Performance and power modeling of multi-tier Web services. Using SML to develop composable models to predict performance (and answer what-if questions) about multi-tier Internet services.
- Students: Peter Bodik, Rean Griffith (postdoc)
- Collaborators: Moises Goldszmidt, Microsoft Research Silicon Valley
- Alumni: Charles Sutton (RAD Lab postdoc, now professor at Univ. of Edinburgh)
Recent Papers: (PDFs can mostly be found here once camera-ready submitted)
- Peter Bodík, Moises Goldszmidt, Hans Andersen, Armando Fox, Dawn Woodard. Fingerprinting the Datacenter: Automated Classification of Performance Crises. Proc. EuroSys 2010 (to appear).
- Peter Bodík, Rean Griffith, Charles Sutton, Armando Fox, Michael Jordan, David Patterson. Automatic Exploration of Datacenter Performance Regimes. Proc. Workshop on Automatic Control for Datacenters and Clouds (ACDC 2009), Barcelona, Spain.
- Peter Bodík, Moisés Goldszmidt, Armando Fox. HiLighter: Automatically Building Robust Signatures of Performance Behavior for Small- and Large-Scale Systems. Proc. SysML 2008, San Diego, CA, December 2008.

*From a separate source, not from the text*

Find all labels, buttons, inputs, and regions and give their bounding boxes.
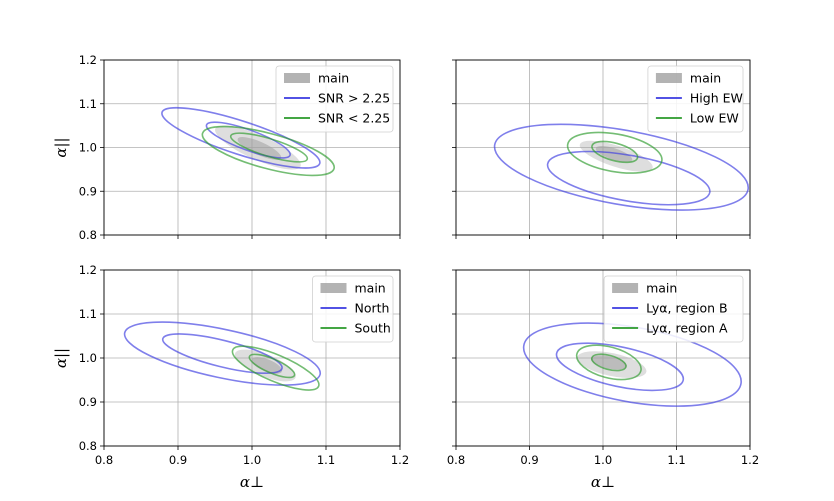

- Peter Bodík, Charles Sutton, Armando Fox, David Patterson and Michael Jordan. Response-Time Modeling for Resource Allocation and Energy-Informed SLAs. Proc. SysML’07, Vancouver, BC, December 2007.
More Detail:
The intersection of power management and performance is of particular interest to us. Datacenter operators are interested in saving power only if there is no risk of violating the SLA (e.g. due to slower performance from being in a lower-power mode). Our goal is therefore to construct SML models that predict performance (i.e. SLA compliance) based on resource utilization and power state, allowing us to put parts of the system into a lower-power state without violating the SLA. Early results using nonlinear quantile regression show that we can keep the CPU in a low-power state for a higher percentage of the time than the CPU’s built-in power management policy (AMD PowerNow) while triggering few or none of the SLA violations caused by the built-in policy. Our eventual goal is that a collection of such analysis tools would inform the decisions of a “Datacenter Director” making global policy within the datacenter, in contrast to most current approaches in which components manage their own power and often end up working at cross-purposes.